In less than a year, Macau saw visitor growth soar by some 12% thanks in part to a raft of casino openings in the region. And it’s only expected to skyrocket even more as casino developers rain down on a region where 1.3 billion people live within a three-hour flight of Macau, and another 100 million people are within a radius of a three-hour drive, according to Macau Business News.

What does that mean for investors? Buy any company that’ll be involved in Macau casino growth.

What else would you like?

How about the fast-exploding $900 million social networking market!

There’s explosive growth appeal for Facebook, which will IPO one day along with LinkedIn and Classmates.  U.S. visitors to Facebook have doubled inside a year to 33.7 million, as MySpace visitors grew 23% to 68.4 million.
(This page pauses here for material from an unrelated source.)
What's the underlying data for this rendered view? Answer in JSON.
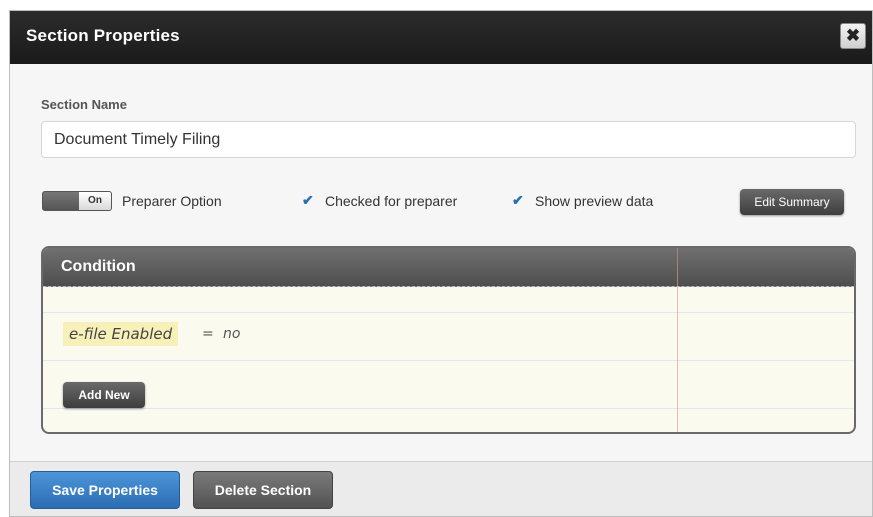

But are there undervalued, under-the-radar-gems that already exist for small cap investors?  Yes and yes.

Israel’s IncrediMail (MAIL) allows users to add thousands of e-mail backgrounds, Emoticons, Ecards, sounds, animations and 3D effects to e-mail.  It’s fun for the younger generations who are flooding the social networking scene.

But here’s why investors should pay attention.

IncrediMail Ltd. (MAIL) has been flying under the radar since early 2006, all the while posting impressive growth and profitability.  Numbers prove it’s just beginning to scratch the surface of long-term profitability.

Q2 2007 revenue increased 111% to $4.3 million.  Six month revenue soared 106% to $8.7 million.  And net was up 59% to $600,000, thanks in part to advertising revenues, which just hit $1.9 million and growing.  Insiders are loading up.  There’s no debt, and $28.7 million in cash on hand.  And there’s a severe shortage of analyst coverage. 

For a profitable company to be growing its bottom line that fast, this is a steal.  And it doesn’t hurt that other Internet companies have shown real interest, including (from what I’ve heard), Facebook. 

These are just a couple opportunities that can be found in the small cap land. And in the coming weeks, I’ll bring you even more.